Asked what other business the Cobblers fans can expect the club to do ahead of January 31, Curle was, unsurprisingly, not giving too much away, and he hinted he may be happy to work with the majority of what he has until the summer at least.

Keith Curle

“We are always looking, but I think the important thing from this window is that you always have to have one eye on good housekeeping,” said the Town boss.

“I have inherited a squad that is quite sizeable in numbers, and a very healthy budget that is used up by the players that are here.

“Trying to add to that budget is not easy, but it is made easier with players going in a different direction.

“Part of the housekeeping is there a player here who can get more game time elsewhere and further their careers?

“That would then make the job easier, but we have a competitive squad for where we are.”

The sale of top scorer van Veen was one that took most people by surprise, but Curle reiterated his belief that allowing the Dutchman to leave was in the best interests of all concerned.

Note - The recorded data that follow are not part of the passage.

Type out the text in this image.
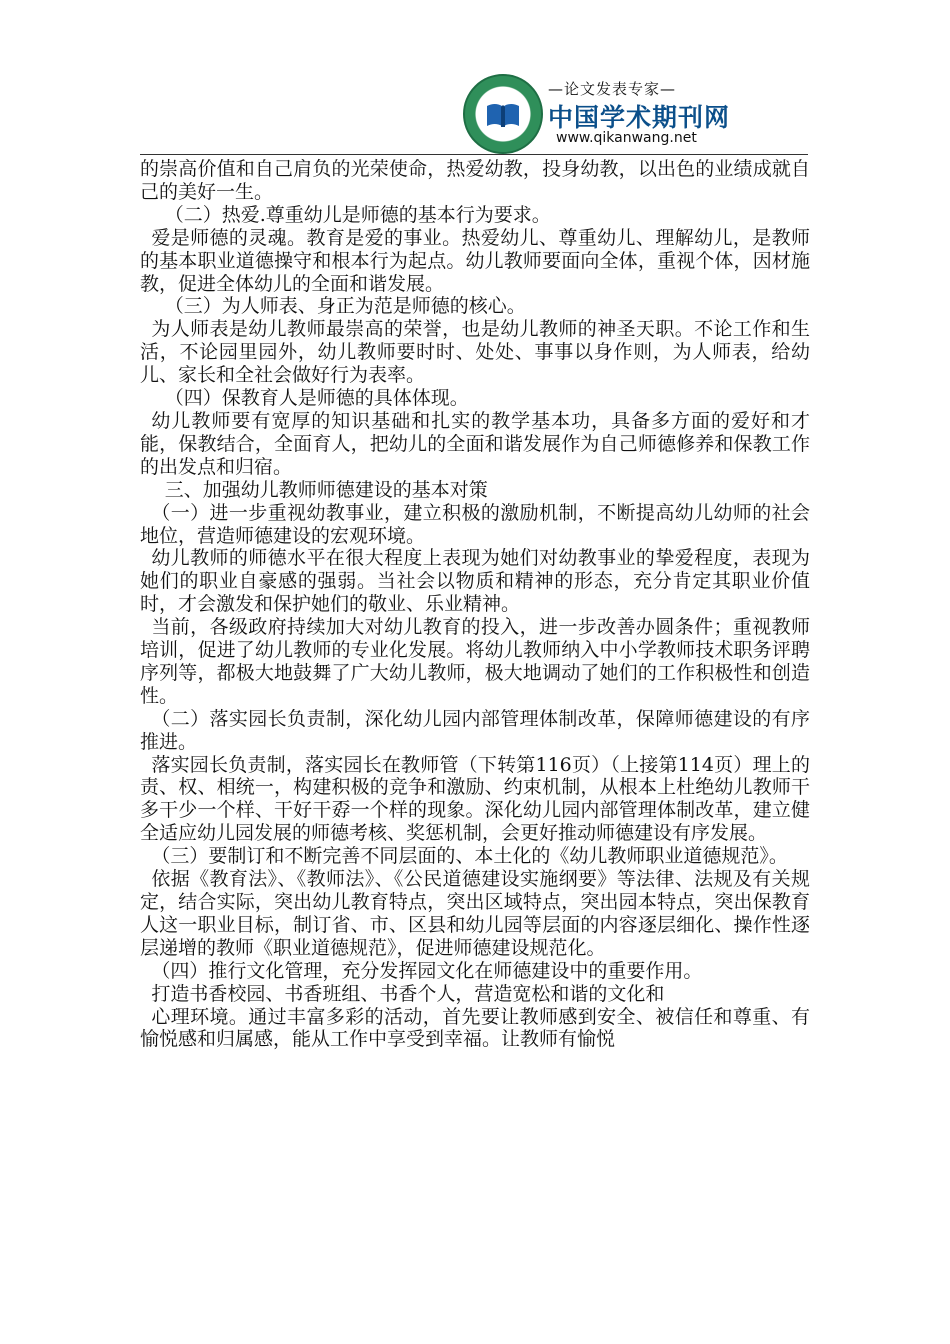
—论文发表专家—
中国学术期刊网
www.qikanwang.net

的崇高价值和自己肩负的光荣使命，热爱幼教，投身幼教，以出色的业绩成就自己的美好一生。

（二）热爱.尊重幼儿是师德的基本行为要求。

爱是师德的灵魂。教育是爱的事业。热爱幼儿、尊重幼儿、理解幼儿，是教师的基本职业道德操守和根本行为起点。幼儿教师要面向全体，重视个体，因材施教，促进全体幼儿的全面和谐发展。

（三）为人师表、身正为范是师德的核心。

为人师表是幼儿教师最崇高的荣誉，也是幼儿教师的神圣天职。不论工作和生活，不论园里园外，幼儿教师要时时、处处、事事以身作则，为人师表，给幼儿、家长和全社会做好行为表率。

（四）保教育人是师德的具体体现。

幼儿教师要有宽厚的知识基础和扎实的教学基本功，具备多方面的爱好和才能，保教结合，全面育人，把幼儿的全面和谐发展作为自己师德修养和保教工作的出发点和归宿。

三、加强幼儿教师师德建设的基本对策

（一）进一步重视幼教事业，建立积极的激励机制，不断提高幼儿幼师的社会地位，营造师德建设的宏观环境。

幼儿教师的师德水平在很大程度上表现为她们对幼教事业的挚爱程度，表现为她们的职业自豪感的强弱。当社会以物质和精神的形态，充分肯定其职业价值时，才会激发和保护她们的敬业、乐业精神。

当前，各级政府持续加大对幼儿教育的投入，进一步改善办圆条件；重视教师培训，促进了幼儿教师的专业化发展。将幼儿教师纳入中小学教师技术职务评聘序列等，都极大地鼓舞了广大幼儿教师，极大地调动了她们的工作积极性和创造性。

（二）落实园长负责制，深化幼儿园内部管理体制改革，保障师德建设的有序推进。

落实园长负责制，落实园长在教师管（下转第116页）（上接第114页）理上的责、权、相统一，构建积极的竞争和激励、约束机制，从根本上杜绝幼儿教师干多干少一个样、干好干孬一个样的现象。深化幼儿园内部管理体制改革，建立健全适应幼儿园发展的师德考核、奖惩机制，会更好推动师德建设有序发展。

（三）要制订和不断完善不同层面的、本土化的《幼儿教师职业道德规范》。

依据《教育法》、《教师法》、《公民道德建设实施纲要》等法律、法规及有关规定，结合实际，突出幼儿教育特点，突出区域特点，突出园本特点，突出保教育人这一职业目标，制订省、市、区县和幼儿园等层面的内容逐层细化、操作性逐层递增的教师《职业道德规范》，促进师德建设规范化。

（四）推行文化管理，充分发挥园文化在师德建设中的重要作用。

打造书香校园、书香班组、书香个人，营造宽松和谐的文化和

心理环境。通过丰富多彩的活动，首先要让教师感到安全、被信任和尊重、有愉悦感和归属感，能从工作中享受到幸福。让教师有愉悦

“When I came to the football club I was told about Kevin, and I knew about him and his skill-sets,” said Curle.

“He is a very interesting character and not your normal, stereotypical footballer, and the more I got to know him, I got to quite like him, because he is different.

“Kevin is a player that, on the field, everybody can identify the areas within his game that are very good.

“But a lot people will also identify there are certain aspects of his game that needed to improve, and I think they were improving.

“But as I said before, transfers out of the football club will have to be right for club, right for the player and right for myself, and if all of those boxes are ticked then the deals will happen.

“That was a situation where every single box was ticked, all parties were happy, and we wish Kevin well.”